Enjoy Shooting!:archer:


----------



## sunshinec72 (Jun 16, 2007)

*Thanks*

Thank you everyone!!!


----------



## harleyrider (Jul 5, 2006)

*Hey! Hey! Back at you from Indiana*

Welcome to AT. :darkbeer: You will find that you will also soon be lost here on the Island of AT (my wife still hasn't found me)!

HR


----------



## sunshinec72 (Jun 16, 2007)

*Choices*

Well my choices were to either divorce him, kill him or join him. Joining him took the least effort!


----------



## archerycharlie (Nov 4, 2002)

*Welcome*

Welcome to the largest archery forum on the internet.:secret:

You will find out that there are no strangers on here,but there are some strange ones on here.

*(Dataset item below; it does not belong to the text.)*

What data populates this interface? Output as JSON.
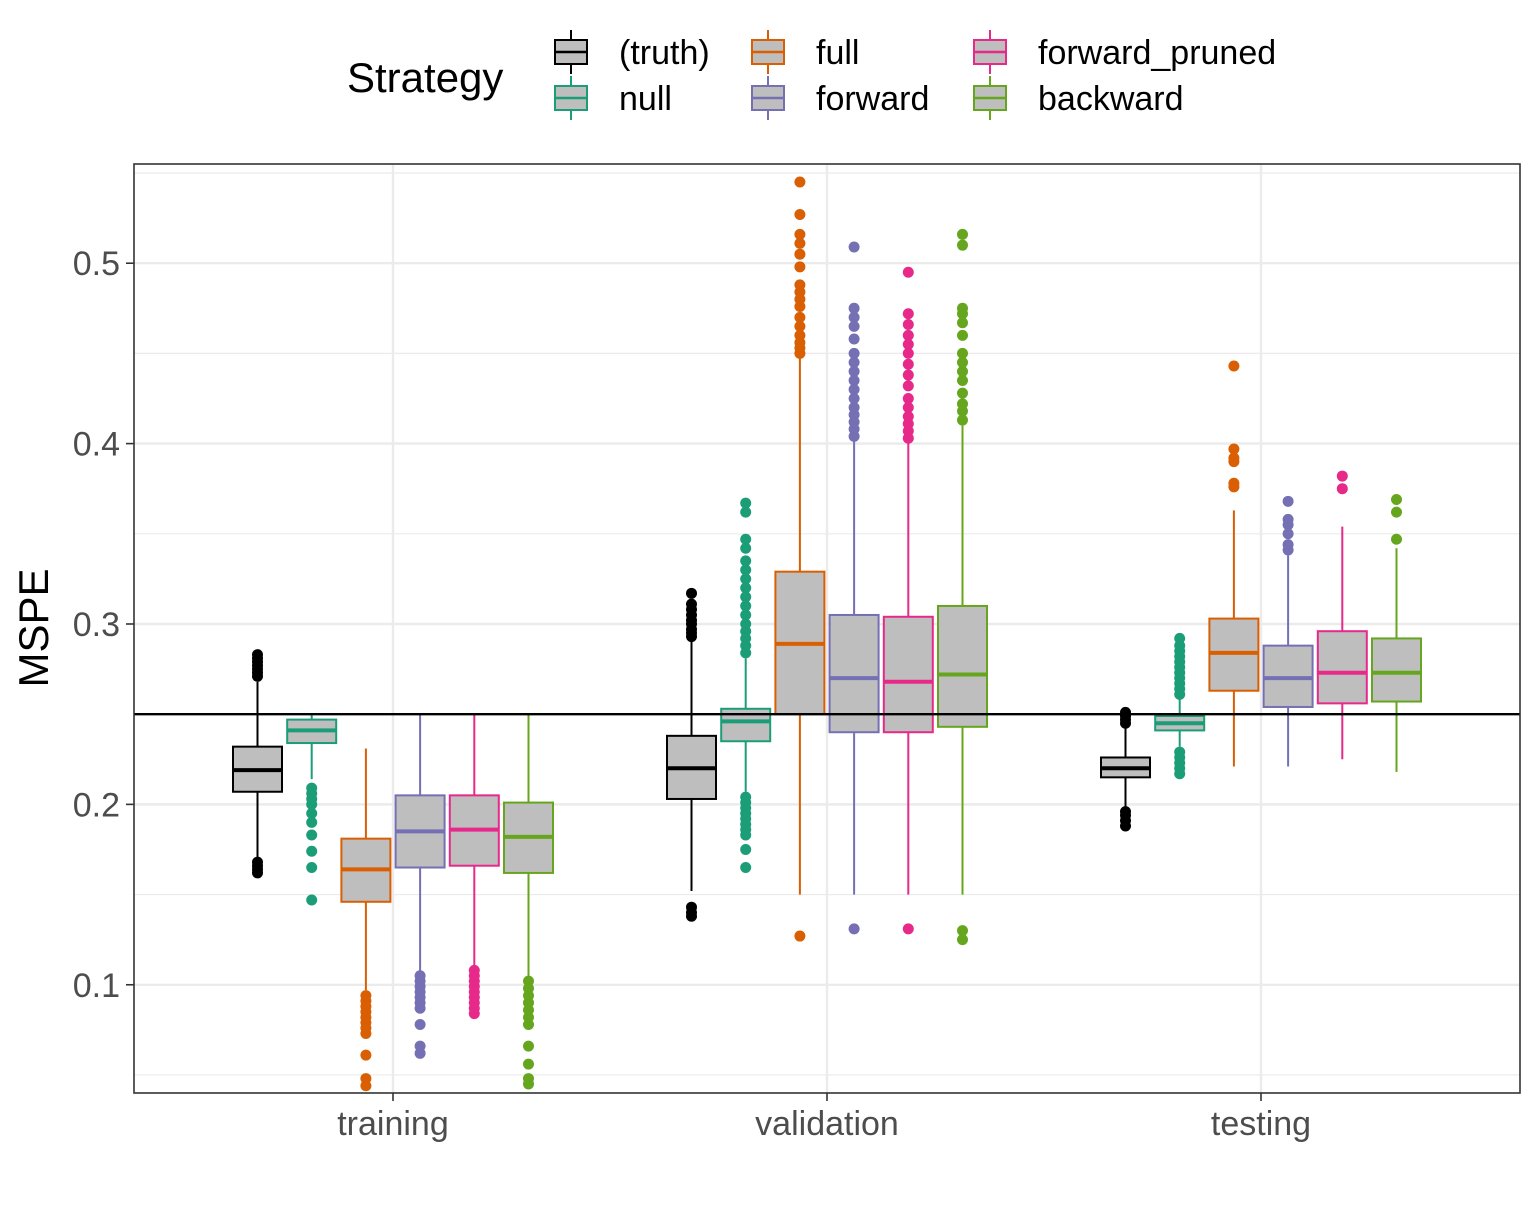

Have fun and stop in often. Hope ya got 2 puters.:wink: AC


----------



## sunshinec72 (Jun 16, 2007)

No, just one computer, however, Im an at home mom so I can be on it when hes sleeping and at work, it works out! Thanks for the welcome!!!


----------



## Selil (Sep 5, 2005)

Welcome another member of the hoosier mafia!


----------



## pTac (Jun 25, 2005)

Welcome from Cass County!


----------



## sunshinec72 (Jun 16, 2007)

This thread was my first post and Im just amazed at what a warm welcome I have recieved here! Thank you so much! Its kinda funny, I thought there were VERY few women shooters until I came here. Even the local shoots that I go to there arent that many woman shooters. Wasnt sure how I would be received on a "guys" site. But my husband assured me that I would fit right in, thanks again to all of you who have made me feel at home!


----------



## swampfrogg (Jun 29, 2007)

Welcome to AT. You'll find it is hard to get away from.


----------



## Dthbyhoyt (Dec 4, 2004)

:welcome: 2 ArcheryTalk


----------



## jva54 (Dec 14, 2005)

Welcome to AT!!! :wave:


----------



## DFINN (Jun 24, 2007)

*New To At*

From Indiana 
Kids Are Older .now I'm Back Into Bow Hunting,after 9yrs.
I Found This Web Site (great!)


----------



## Booner1331 (Sep 13, 2006)

hello and welcome


----------



## dkoutdoors_girl (Jun 26, 2007)

Hello and Welcome!:wink:


----------



## MOPARLVR4406 (Apr 5, 2006)

Big welcome from Rush county !!!


----------



## sclampa (Sep 18, 2005)

Welcome. If you ever get to Ossian area we would love to have you and your husband come to one of your shoots (Ouabache Archers). OUr schedule is posted under Great Lake Area shoots.


----------



## hoyt65 (Jul 30, 2007)

*just a hello from australia*

Hi all cant wait to chat about archery just starting out:wink:


----------



## Tim Roberts (Jul 13, 2002)

hoyt65 said:


> Hi all cant wait to chat about archery just starting out:wink:


And :yo: :wave3: Hello and :welcomesign: to Archery Talk hoyt65. Have fun here.


----------



## Billfish (Jan 7, 2007)

Welcome to AT from Jackson county in the southern part  you to will get lost in the Humor and Great info that is found here-- Enjoy:wink:


----------



## Bachflock (Jul 14, 2007)

Welcome!!! Great game plan. I just bought a bow for my wife after she expressed interest. I'm hoping she enjoys it!


----------